Types of Surety Bonds

Bid Bonds

A bid bond guarantees that the bonding company (“surety”) will provide a performance and payment bond on behalf of the principal once the principal is awarded the contract.  A claim can be filed against the surety if they refuse to write the performance bond.

Performance Bond

A performance bond is used once the contract is awarded. A performance bond protects the owner from financial loss in the event that the contractor fails to perform the contract in accordance with its terms and conditions.  Most performance bonds include a provision that covers workmanship of the project for one year after completion. A performance bond is typically included with a payment bond.

Payment Bond – A payment bond, also known as a material and labor bond, protects certain specified tiers of  subcontractors, material suppliers, and laborers against the contractor not paying.  In general, these claimants have a tendency to look to get paid directly by the surety company pursuant to the terms of the payment bond.

What is a bond?

What does the term “bond” really mean?  Unfortunately, there are a lot of bonds out there – from surety bonds to treasury bonds to other bonds, James Bonds. This is a simple explanation of a surety bond.  A guarantee bond or surety is a promise to pay someone, called the obligee, a specific dollar amount if someone else, called the principal, fails to comply with some commitment.  These commitments are typically something that is specified in a contract and are especially common in construction contracts. The surety bond safeguards the obligee against losses arising from the principal's failure to comply with the commitment.

Parties to a Surety Bond

A typical surety bond contains three different parties:

  1. The obligee – this is the person that gets paid if someone else doesn’t do what they said they’d do;
  2. The principal – this is the person who made the commitment; and
  3. The surety – this is the person that pays the obligee because they assured the obligee that the principal can do the job.

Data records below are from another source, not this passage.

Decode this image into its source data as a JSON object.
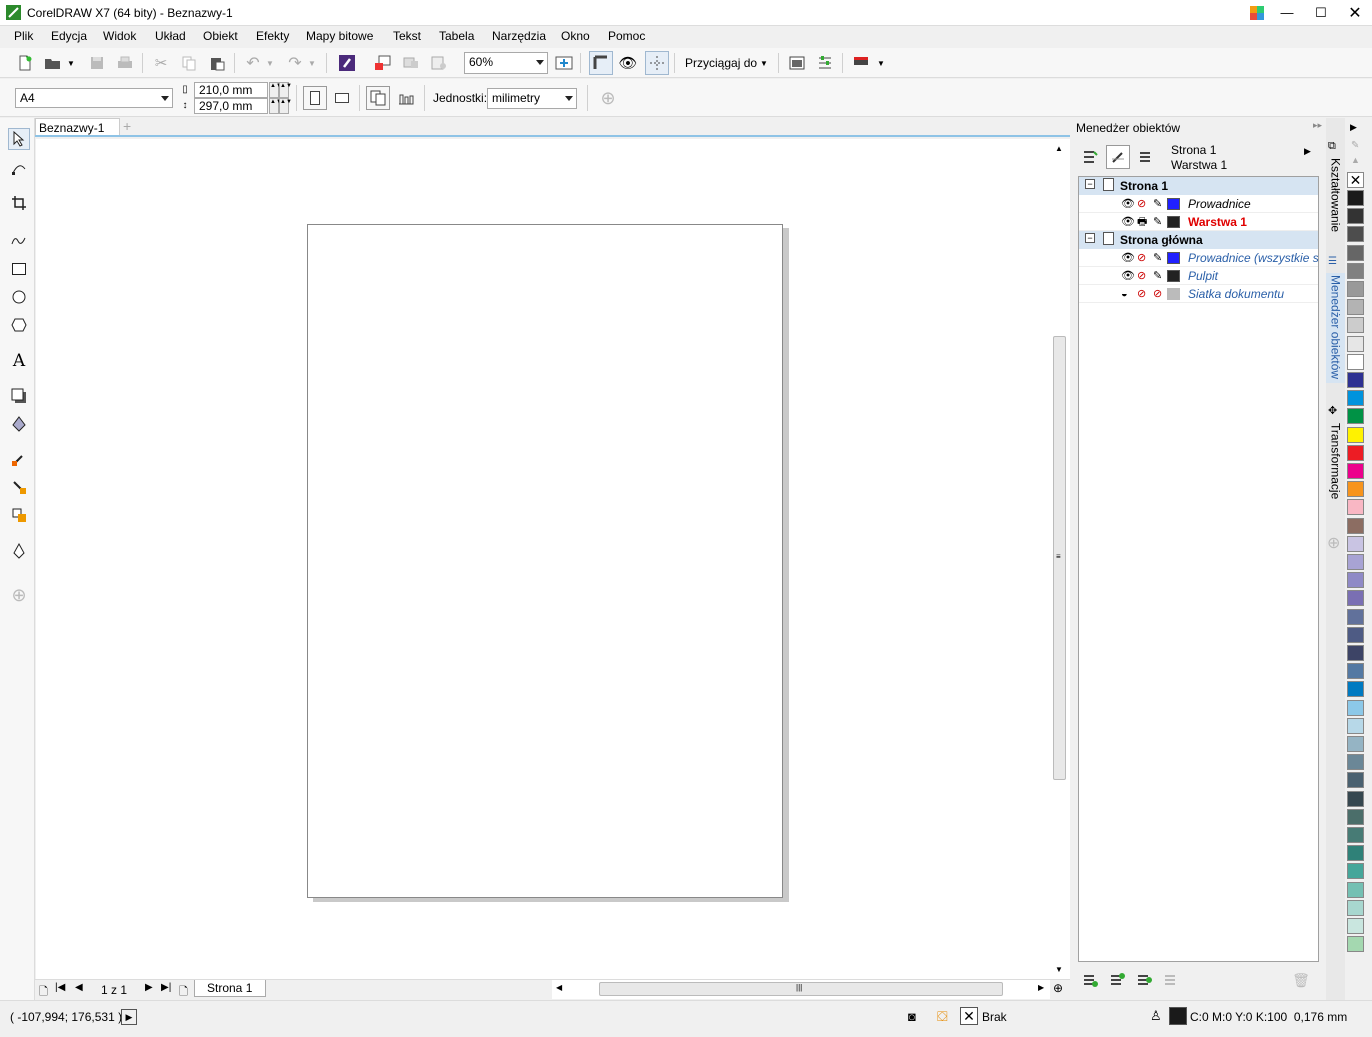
{
  "window": {
    "title": "CorelDRAW X7 (64 bity) - Beznazwy-1"
  },
  "menu": [
    "Plik",
    "Edycja",
    "Widok",
    "Układ",
    "Obiekt",
    "Efekty",
    "Mapy bitowe",
    "Tekst",
    "Tabela",
    "Narzędzia",
    "Okno",
    "Pomoc"
  ],
  "toolbar": {
    "zoom": "60%",
    "snap_label": "Przyciągaj do"
  },
  "propbar": {
    "paper": "A4",
    "width": "210,0 mm",
    "height": "297,0 mm",
    "units_label": "Jednostki:",
    "units_value": "milimetry"
  },
  "doc_tab": "Beznazwy-1",
  "page_nav": {
    "count": "1 z 1",
    "tab": "Strona 1"
  },
  "status": {
    "coords": "( -107,994; 176,531 )",
    "fill": "Brak",
    "outline": "C:0 M:0 Y:0 K:100  0,176 mm"
  },
  "docker": {
    "title": "Menedżer obiektów",
    "current_page": "Strona 1",
    "current_layer": "Warstwa 1",
    "tree": [
      {
        "type": "page",
        "label": "Strona 1"
      },
      {
        "type": "layer",
        "label": "Prowadnice",
        "color": "#2020ff",
        "style": "italic"
      },
      {
        "type": "layer",
        "label": "Warstwa 1",
        "color": "#222222",
        "style": "active"
      },
      {
        "type": "page",
        "label": "Strona główna"
      },
      {
        "type": "layer",
        "label": "Prowadnice (wszystkie st",
        "color": "#2020ff",
        "style": "master"
      },
      {
        "type": "layer",
        "label": "Pulpit",
        "color": "#222222",
        "style": "master"
      },
      {
        "type": "layer",
        "label": "Siatka dokumentu",
        "color": "#bbbbbb",
        "style": "master"
      }
    ]
  },
  "side_tabs": [
    "Kształtowanie",
    "Menedżer obiektów",
    "Transformacje"
  ],
  "palette": [
    "#1a1a1a",
    "#333333",
    "#4d4d4d",
    "#666666",
    "#808080",
    "#999999",
    "#b3b3b3",
    "#cccccc",
    "#e6e6e6",
    "#ffffff",
    "#2e3192",
    "#0093dd",
    "#009245",
    "#fff200",
    "#ed1c24",
    "#ec008c",
    "#f7941d",
    "#f9b7c4",
    "#8c6d62",
    "#c9c4e3",
    "#a8a3d4",
    "#8f89c6",
    "#7a6fb3",
    "#61719b",
    "#4e5b84",
    "#3d4466",
    "#5479a3",
    "#007ac1",
    "#8cc8e8",
    "#b7d8e8",
    "#95b4c4",
    "#6b8797",
    "#4a6170",
    "#36474f",
    "#4b6e6a",
    "#477b75",
    "#2f8178",
    "#45a69a",
    "#74c0b3",
    "#a8d7cf",
    "#c9e6df",
    "#a4d8b0"
  ]
}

A side note – European surety bonds are issued by banks and are called “Bank Guarantees” in English and “Caution” in French. They pay money to the limit of guarantee in the event of the default of the Principal to promote his obligations to the Obligee, without referring by the Obligee to the Principal and against the Obligee's single confirmed declaration of case to the bank.

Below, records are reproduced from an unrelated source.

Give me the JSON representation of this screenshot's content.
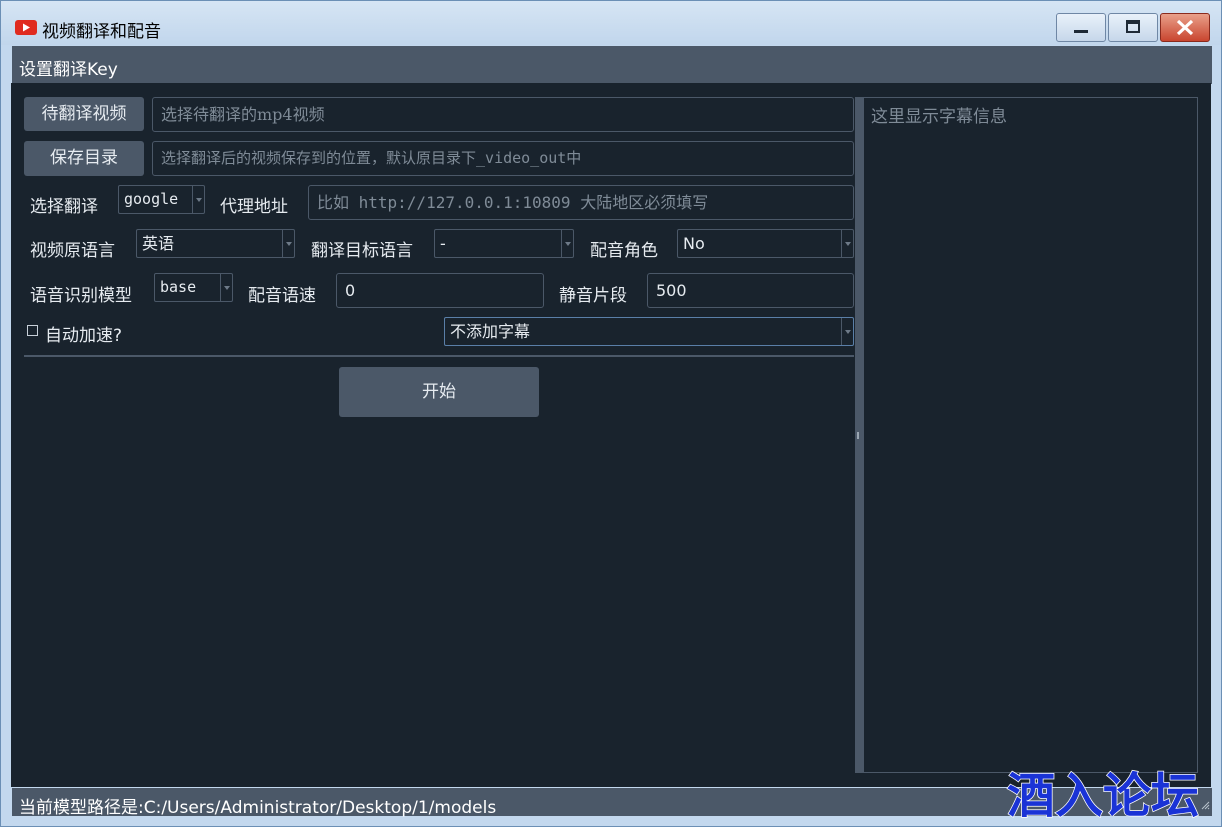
{
  "window": {
    "title": "视频翻译和配音",
    "controls": {
      "minimize": "minimize",
      "maximize": "maximize",
      "close": "close"
    }
  },
  "menubar": {
    "items": [
      {
        "label": "设置翻译Key"
      }
    ]
  },
  "form": {
    "video_button": "待翻译视频",
    "video_input_placeholder": "选择待翻译的mp4视频",
    "save_button": "保存目录",
    "save_input_placeholder": "选择翻译后的视频保存到的位置，默认原目录下_video_out中",
    "translate_label": "选择翻译",
    "translate_value": "google",
    "proxy_label": "代理地址",
    "proxy_placeholder": "比如 http://127.0.0.1:10809 大陆地区必须填写",
    "source_lang_label": "视频原语言",
    "source_lang_value": "英语",
    "target_lang_label": "翻译目标语言",
    "target_lang_value": "-",
    "voice_role_label": "配音角色",
    "voice_role_value": "No",
    "asr_model_label": "语音识别模型",
    "asr_model_value": "base",
    "voice_rate_label": "配音语速",
    "voice_rate_value": "0",
    "silence_label": "静音片段",
    "silence_value": "500",
    "auto_speed_label": "自动加速?",
    "subtitle_option_value": "不添加字幕",
    "start_button": "开始"
  },
  "subtitle_panel": {
    "placeholder": "这里显示字幕信息"
  },
  "statusbar": {
    "text": "当前模型路径是:C:/Users/Administrator/Desktop/1/models"
  },
  "watermark": {
    "text": "酒入论坛"
  },
  "icons": {
    "app": "video-play-icon",
    "minimize": "minimize-icon",
    "maximize": "maximize-icon",
    "close": "close-icon"
  },
  "colors": {
    "background": "#19232d",
    "panel": "#4b5868",
    "text": "#e6ebf0",
    "placeholder": "#7f8b97",
    "watermark": "#1a33d6"
  }
}
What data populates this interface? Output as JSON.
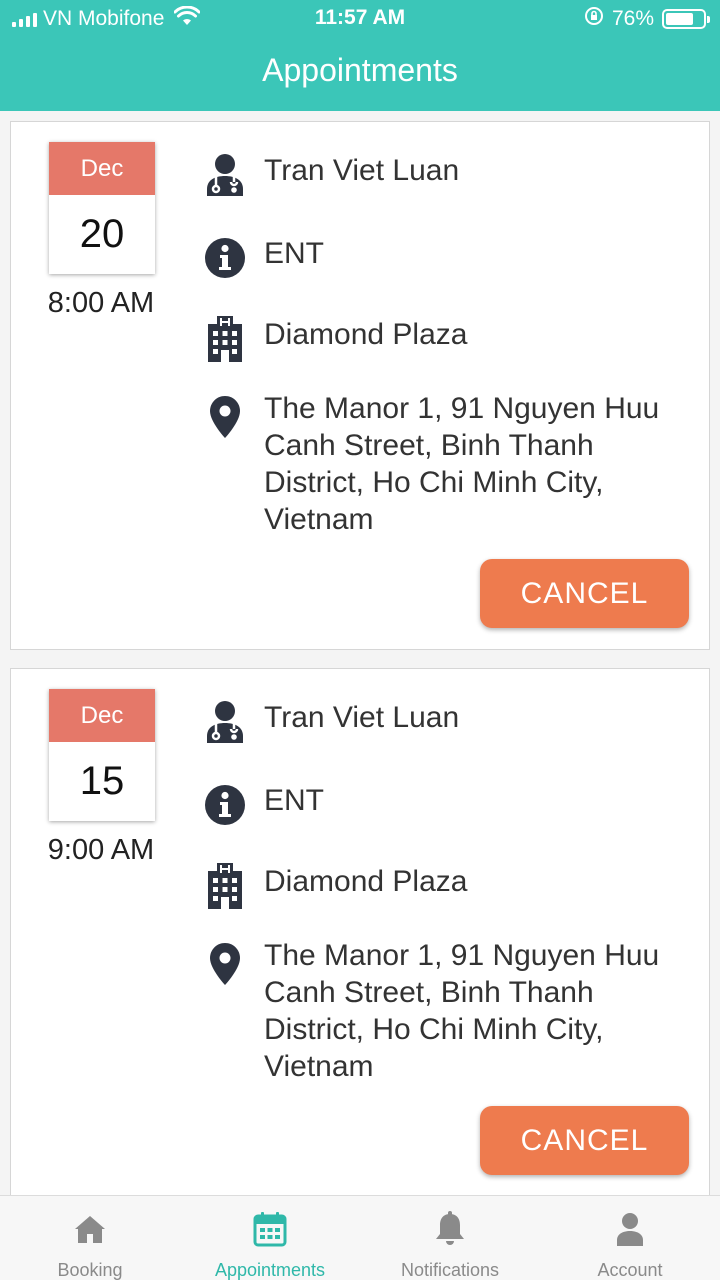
{
  "status": {
    "carrier": "VN Mobifone",
    "time": "11:57 AM",
    "battery": "76%",
    "battery_level": 0.76
  },
  "header": {
    "title": "Appointments"
  },
  "appointments": [
    {
      "month": "Dec",
      "day": "20",
      "time": "8:00 AM",
      "doctor": "Tran Viet Luan",
      "department": "ENT",
      "hospital": "Diamond Plaza",
      "address": "The Manor 1, 91 Nguyen Huu Canh Street, Binh Thanh District, Ho Chi Minh City, Vietnam",
      "cancel_label": "CANCEL"
    },
    {
      "month": "Dec",
      "day": "15",
      "time": "9:00 AM",
      "doctor": "Tran Viet Luan",
      "department": "ENT",
      "hospital": "Diamond Plaza",
      "address": "The Manor 1, 91 Nguyen Huu Canh Street, Binh Thanh District, Ho Chi Minh City, Vietnam",
      "cancel_label": "CANCEL"
    }
  ],
  "tabs": [
    {
      "label": "Booking",
      "icon": "home-icon",
      "active": false
    },
    {
      "label": "Appointments",
      "icon": "calendar-icon",
      "active": true
    },
    {
      "label": "Notifications",
      "icon": "bell-icon",
      "active": false
    },
    {
      "label": "Account",
      "icon": "user-icon",
      "active": false
    }
  ],
  "colors": {
    "primary": "#3bc6b8",
    "month_badge": "#e57869",
    "cancel_button": "#ee7b4e",
    "icon": "#2e3441",
    "tab_active": "#2fb8a9",
    "tab_inactive": "#8a8a8a"
  }
}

Back to the US – with a surety bond, the surety agrees to support, for the benefit of the obligee, the legal guarantees (commitments) made by the principal if the principal fails to uphold its assurances to the obligee.

The contract is formed so as to cause the obligee to deal with the principal, i.e., to show the trustworthiness of the principal and guarantee performance.  Thus, the obligee gets some comfort with regard to the principal so that they can form a contract with the principal.

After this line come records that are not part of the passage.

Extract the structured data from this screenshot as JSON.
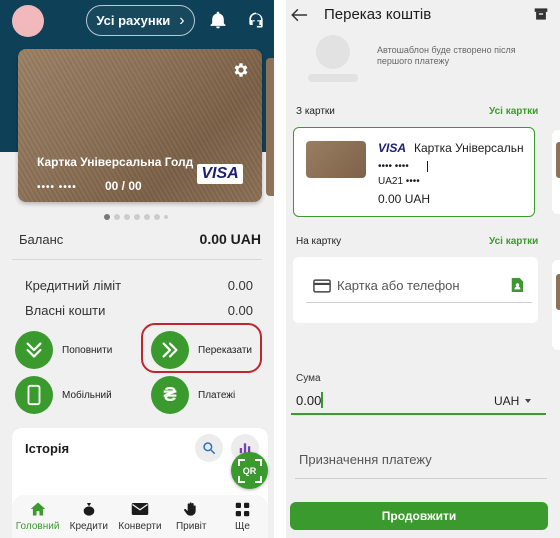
{
  "left": {
    "header": {
      "accounts_button": "Усі рахунки",
      "bg_color": "#0e4158"
    },
    "card": {
      "name": "Картка Універсальна Голд",
      "masked_number": "•••• ••••",
      "expiry": "00 / 00",
      "brand": "VISA"
    },
    "carousel": {
      "pages": 7,
      "active": 0
    },
    "balance": {
      "label": "Баланс",
      "value": "0.00 UAH"
    },
    "rows": [
      {
        "label": "Кредитний ліміт",
        "value": "0.00"
      },
      {
        "label": "Власні кошти",
        "value": "0.00"
      }
    ],
    "actions": {
      "topup": "Поповнити",
      "transfer": "Переказати",
      "mobile": "Мобільний",
      "payments": "Платежі"
    },
    "history": {
      "title": "Історія"
    },
    "qr_label": "QR",
    "nav": [
      {
        "label": "Головний",
        "icon": "home-icon",
        "active": true
      },
      {
        "label": "Кредити",
        "icon": "moneybag-icon",
        "active": false
      },
      {
        "label": "Конверти",
        "icon": "envelope-icon",
        "active": false
      },
      {
        "label": "Привіт",
        "icon": "hand-icon",
        "active": false
      },
      {
        "label": "Ще",
        "icon": "grid-icon",
        "active": false
      }
    ],
    "accent_color": "#3b9a2d",
    "highlight_color": "#c0262d"
  },
  "right": {
    "title": "Переказ коштів",
    "template_note": "Автошаблон буде створено після першого платежу",
    "from": {
      "label": "З картки",
      "all_link": "Усі картки",
      "card_brand": "VISA",
      "card_name": "Картка Універсальн",
      "masked_number": "•••• ••••",
      "iban": "UA21 ••••",
      "amount": "0.00 UAH"
    },
    "to": {
      "label": "На картку",
      "all_link": "Усі картки",
      "placeholder": "Картка або телефон"
    },
    "sum": {
      "label": "Сума",
      "value": "0.00",
      "currency": "UAH"
    },
    "purpose_placeholder": "Призначення платежу",
    "continue_button": "Продовжити"
  }
}
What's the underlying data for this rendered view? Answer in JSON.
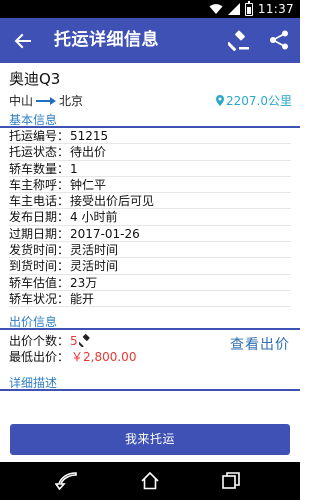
{
  "status_bar": {
    "time": "11:37"
  },
  "app_bar": {
    "title": "托运详细信息"
  },
  "vehicle": {
    "title": "奥迪Q3",
    "origin": "中山",
    "destination": "北京",
    "distance": "2207.0公里"
  },
  "basic_info": {
    "heading": "基本信息",
    "rows": [
      {
        "label": "托运编号：",
        "value": "51215"
      },
      {
        "label": "托运状态：",
        "value": "待出价"
      },
      {
        "label": "轿车数量：",
        "value": "1"
      },
      {
        "label": "车主称呼：",
        "value": "钟仁平"
      },
      {
        "label": "车主电话：",
        "value": "接受出价后可见"
      },
      {
        "label": "发布日期：",
        "value": "4 小时前"
      },
      {
        "label": "过期日期：",
        "value": "2017-01-26"
      },
      {
        "label": "发货时间：",
        "value": "灵活时间"
      },
      {
        "label": "到货时间：",
        "value": "灵活时间"
      },
      {
        "label": "轿车估值：",
        "value": "23万"
      },
      {
        "label": "轿车状况：",
        "value": "能开"
      }
    ]
  },
  "bid_info": {
    "heading": "出价信息",
    "count_label": "出价个数：",
    "count": "5",
    "lowest_label": "最低出价：",
    "lowest_price": "￥2,800.00",
    "view_label": "查看出价"
  },
  "detail": {
    "heading": "详细描述"
  },
  "submit": {
    "label": "我来托运"
  },
  "colors": {
    "primary": "#3f51b5",
    "accent_red": "#e53935",
    "link_blue": "#2e6fb5",
    "distance": "#2aa7c9"
  }
}
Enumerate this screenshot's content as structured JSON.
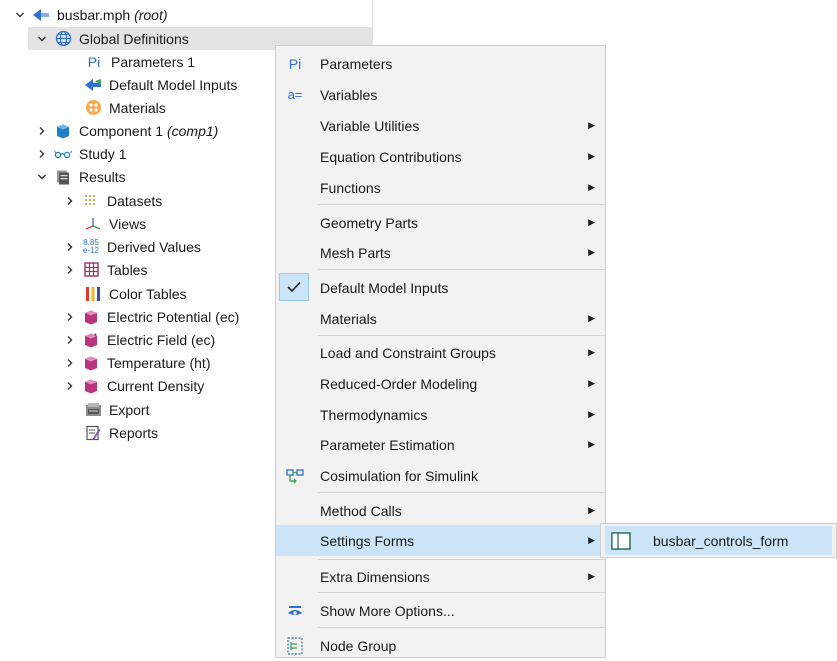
{
  "tree": {
    "root": {
      "name": "busbar.mph",
      "suffix": "(root)"
    },
    "global_definitions": "Global Definitions",
    "parameters": "Parameters 1",
    "default_model_inputs": "Default Model Inputs",
    "materials": "Materials",
    "component": {
      "name": "Component 1",
      "suffix": "(comp1)"
    },
    "study": "Study 1",
    "results": "Results",
    "datasets": "Datasets",
    "views": "Views",
    "derived_values": "Derived Values",
    "tables": "Tables",
    "color_tables": "Color Tables",
    "electric_potential": "Electric Potential (ec)",
    "electric_field": "Electric Field (ec)",
    "temperature": "Temperature (ht)",
    "current_density": "Current Density",
    "export": "Export",
    "reports": "Reports"
  },
  "menu": {
    "parameters": "Parameters",
    "variables": "Variables",
    "variable_utilities": "Variable Utilities",
    "equation_contributions": "Equation Contributions",
    "functions": "Functions",
    "geometry_parts": "Geometry Parts",
    "mesh_parts": "Mesh Parts",
    "default_model_inputs": "Default Model Inputs",
    "materials": "Materials",
    "load_constraint_groups": "Load and Constraint Groups",
    "reduced_order_modeling": "Reduced-Order Modeling",
    "thermodynamics": "Thermodynamics",
    "parameter_estimation": "Parameter Estimation",
    "cosimulation": "Cosimulation for Simulink",
    "method_calls": "Method Calls",
    "settings_forms": "Settings Forms",
    "extra_dimensions": "Extra Dimensions",
    "show_more_options": "Show More Options...",
    "node_group": "Node Group"
  },
  "submenu": {
    "busbar_controls_form": "busbar_controls_form"
  },
  "icons": {
    "parameters_glyph": "Pi",
    "variables_glyph": "a=",
    "derived_values_top": "8.85",
    "derived_values_bottom": "e-12"
  }
}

The principal will pay a price (usually annually) in exchange for the surety’s (bonding firm) fiscal backing so that they can get this surety bond.  The principal is willing to pay for the surety bond because then they can get the contract and start some profit-paying work.

So, what happens if the principal cannot perform?  Well, that circumstance, the surety will investigate the situation and determine if there is a valid claim (sometimes, the obligee complains, but that complaint is without merit).  If the claim is valid, then the surety will pay it.  The surety then looks to the principal for reimbursement of the amount paid on the case and any lawful charges sustained.

So, what happens if the principal defaults and the surety is also insolvent?  In those cases, the surety bond is worthless.   That’s why the guarantee on a bond is normally an insurance policy company whose solvency is verified by personal audit, government policy, or both.